As part of its new concessions model, in June 2003, MAA issued a Request for Proposals (the "RFP") to obtain a contractor to lease, develop and manage the food, service, and merchandise concessions at BWI. The RFP set forth a proposed concessions plan that included RRC's souvenir and gift store locations, as well as space for, among other things, four additional, competing souvenir and gift stores designated under the category of "News/Gifts." RRC was operating stores at BWI when MAA issued the RFP, and RRC was represented at the pre-bid meeting for the RFP.

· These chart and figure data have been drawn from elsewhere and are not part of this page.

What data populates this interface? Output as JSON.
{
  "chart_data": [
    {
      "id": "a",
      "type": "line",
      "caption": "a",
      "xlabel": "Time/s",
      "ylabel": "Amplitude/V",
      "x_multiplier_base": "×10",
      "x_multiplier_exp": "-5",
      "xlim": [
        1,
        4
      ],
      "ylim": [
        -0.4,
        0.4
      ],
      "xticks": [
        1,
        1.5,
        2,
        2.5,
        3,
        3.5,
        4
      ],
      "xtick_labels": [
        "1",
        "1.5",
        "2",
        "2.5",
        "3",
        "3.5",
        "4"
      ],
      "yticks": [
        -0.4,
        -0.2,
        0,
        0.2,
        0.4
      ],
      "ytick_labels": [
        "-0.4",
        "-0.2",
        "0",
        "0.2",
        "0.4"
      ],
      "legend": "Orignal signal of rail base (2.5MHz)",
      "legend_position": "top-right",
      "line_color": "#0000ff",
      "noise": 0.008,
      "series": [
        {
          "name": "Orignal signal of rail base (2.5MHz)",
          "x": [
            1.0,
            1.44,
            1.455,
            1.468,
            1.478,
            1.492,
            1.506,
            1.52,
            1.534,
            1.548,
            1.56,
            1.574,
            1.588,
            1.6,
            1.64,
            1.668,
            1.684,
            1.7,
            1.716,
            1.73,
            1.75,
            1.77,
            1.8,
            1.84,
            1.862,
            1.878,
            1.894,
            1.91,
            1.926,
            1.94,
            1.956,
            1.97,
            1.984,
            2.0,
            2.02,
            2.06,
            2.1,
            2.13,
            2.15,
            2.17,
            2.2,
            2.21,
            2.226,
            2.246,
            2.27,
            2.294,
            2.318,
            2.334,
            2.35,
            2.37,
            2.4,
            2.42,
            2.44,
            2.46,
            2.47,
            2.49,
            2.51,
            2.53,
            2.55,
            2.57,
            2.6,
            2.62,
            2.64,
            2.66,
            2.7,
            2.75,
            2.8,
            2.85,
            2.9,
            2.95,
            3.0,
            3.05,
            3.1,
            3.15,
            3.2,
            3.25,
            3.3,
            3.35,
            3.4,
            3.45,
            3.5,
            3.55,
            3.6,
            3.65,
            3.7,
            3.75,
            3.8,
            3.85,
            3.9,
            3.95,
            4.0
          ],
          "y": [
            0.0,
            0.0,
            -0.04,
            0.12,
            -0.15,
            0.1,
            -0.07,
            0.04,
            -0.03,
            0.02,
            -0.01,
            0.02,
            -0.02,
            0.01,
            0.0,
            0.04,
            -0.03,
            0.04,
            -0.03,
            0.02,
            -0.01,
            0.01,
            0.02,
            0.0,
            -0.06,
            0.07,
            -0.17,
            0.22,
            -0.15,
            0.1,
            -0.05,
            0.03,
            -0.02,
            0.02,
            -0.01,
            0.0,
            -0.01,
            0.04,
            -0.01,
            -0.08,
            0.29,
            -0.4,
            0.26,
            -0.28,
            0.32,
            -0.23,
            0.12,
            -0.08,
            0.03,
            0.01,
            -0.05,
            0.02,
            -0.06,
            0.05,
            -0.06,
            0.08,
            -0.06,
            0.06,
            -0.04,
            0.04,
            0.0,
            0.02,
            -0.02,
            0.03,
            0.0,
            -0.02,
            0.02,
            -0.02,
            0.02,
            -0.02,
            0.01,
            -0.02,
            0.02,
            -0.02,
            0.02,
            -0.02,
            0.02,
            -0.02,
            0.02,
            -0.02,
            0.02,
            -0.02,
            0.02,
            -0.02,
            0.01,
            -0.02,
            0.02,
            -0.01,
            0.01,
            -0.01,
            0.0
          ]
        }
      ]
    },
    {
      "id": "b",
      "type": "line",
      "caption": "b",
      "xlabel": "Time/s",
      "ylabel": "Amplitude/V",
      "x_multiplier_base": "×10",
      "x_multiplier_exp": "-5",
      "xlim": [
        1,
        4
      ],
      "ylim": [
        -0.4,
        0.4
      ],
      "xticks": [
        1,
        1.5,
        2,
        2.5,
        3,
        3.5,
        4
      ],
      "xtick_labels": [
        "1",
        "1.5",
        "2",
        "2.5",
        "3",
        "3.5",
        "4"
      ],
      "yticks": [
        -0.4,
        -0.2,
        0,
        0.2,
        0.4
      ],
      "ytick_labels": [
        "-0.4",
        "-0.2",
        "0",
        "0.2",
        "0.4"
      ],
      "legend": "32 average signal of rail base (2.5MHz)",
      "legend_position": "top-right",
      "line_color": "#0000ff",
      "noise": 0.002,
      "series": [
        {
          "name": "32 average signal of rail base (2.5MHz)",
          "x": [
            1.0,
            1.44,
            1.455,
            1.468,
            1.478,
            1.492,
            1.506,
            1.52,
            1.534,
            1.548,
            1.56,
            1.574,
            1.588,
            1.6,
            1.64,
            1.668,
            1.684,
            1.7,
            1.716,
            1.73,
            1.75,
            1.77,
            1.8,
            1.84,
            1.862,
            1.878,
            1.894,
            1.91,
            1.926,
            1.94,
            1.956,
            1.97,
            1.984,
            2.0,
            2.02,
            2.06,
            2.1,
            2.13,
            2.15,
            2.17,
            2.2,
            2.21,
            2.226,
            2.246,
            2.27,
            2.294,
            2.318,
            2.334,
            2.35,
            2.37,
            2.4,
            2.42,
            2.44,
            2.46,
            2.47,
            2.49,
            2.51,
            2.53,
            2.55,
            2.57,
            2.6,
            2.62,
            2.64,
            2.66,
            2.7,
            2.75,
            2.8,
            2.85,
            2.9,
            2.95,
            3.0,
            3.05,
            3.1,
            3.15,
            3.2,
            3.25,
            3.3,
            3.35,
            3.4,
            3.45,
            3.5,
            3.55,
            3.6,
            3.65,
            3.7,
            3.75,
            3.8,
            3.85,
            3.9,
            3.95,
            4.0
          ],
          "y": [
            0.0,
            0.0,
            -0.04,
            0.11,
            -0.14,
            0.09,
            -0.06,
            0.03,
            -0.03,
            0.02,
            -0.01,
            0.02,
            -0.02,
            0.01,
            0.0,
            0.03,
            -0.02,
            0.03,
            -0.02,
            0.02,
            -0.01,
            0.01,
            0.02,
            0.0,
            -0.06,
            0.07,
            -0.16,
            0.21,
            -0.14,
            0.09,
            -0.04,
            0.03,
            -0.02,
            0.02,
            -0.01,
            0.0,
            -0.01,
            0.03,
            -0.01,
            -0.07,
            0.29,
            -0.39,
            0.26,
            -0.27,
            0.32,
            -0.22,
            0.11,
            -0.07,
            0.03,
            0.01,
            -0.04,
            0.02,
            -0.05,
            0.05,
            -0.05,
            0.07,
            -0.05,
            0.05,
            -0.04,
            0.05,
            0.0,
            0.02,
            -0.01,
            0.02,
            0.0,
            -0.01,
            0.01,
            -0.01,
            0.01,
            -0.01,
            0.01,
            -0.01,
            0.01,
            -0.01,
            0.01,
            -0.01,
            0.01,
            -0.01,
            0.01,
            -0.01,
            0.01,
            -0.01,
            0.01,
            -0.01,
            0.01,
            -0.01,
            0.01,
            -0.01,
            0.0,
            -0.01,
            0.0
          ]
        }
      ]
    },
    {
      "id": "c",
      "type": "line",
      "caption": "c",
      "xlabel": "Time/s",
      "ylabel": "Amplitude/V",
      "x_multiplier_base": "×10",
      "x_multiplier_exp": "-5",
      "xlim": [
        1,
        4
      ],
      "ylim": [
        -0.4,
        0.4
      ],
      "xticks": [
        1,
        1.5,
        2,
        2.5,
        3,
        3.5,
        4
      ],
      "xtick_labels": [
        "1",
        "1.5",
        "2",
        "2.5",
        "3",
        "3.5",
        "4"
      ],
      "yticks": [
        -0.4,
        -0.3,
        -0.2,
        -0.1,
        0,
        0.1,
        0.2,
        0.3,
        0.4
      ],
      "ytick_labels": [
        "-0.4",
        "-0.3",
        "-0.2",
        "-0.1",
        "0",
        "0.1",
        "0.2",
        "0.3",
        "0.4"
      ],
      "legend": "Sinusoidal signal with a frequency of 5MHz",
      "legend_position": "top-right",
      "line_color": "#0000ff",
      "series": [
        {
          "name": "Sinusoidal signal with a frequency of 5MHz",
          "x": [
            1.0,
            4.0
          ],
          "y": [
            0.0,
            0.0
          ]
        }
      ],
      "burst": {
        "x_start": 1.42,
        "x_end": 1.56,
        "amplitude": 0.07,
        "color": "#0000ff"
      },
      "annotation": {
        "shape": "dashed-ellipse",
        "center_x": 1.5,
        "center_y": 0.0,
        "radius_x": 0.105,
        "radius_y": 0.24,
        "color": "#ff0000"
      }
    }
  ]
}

BAA submitted a development proposal, entitled the "Lessee's Proposal," in response to the RFP, and MAA selected BAA as the new concessions operator at BWI. In March 2004, MAA and BAA executed a Master Lease (the "Master Lease") and concessions contract. The Master Lease specifically incorporated the terms of the RFP and proposed concessions plan, as well as BAA's "Lessee's Proposal" prepared in response to the RFP.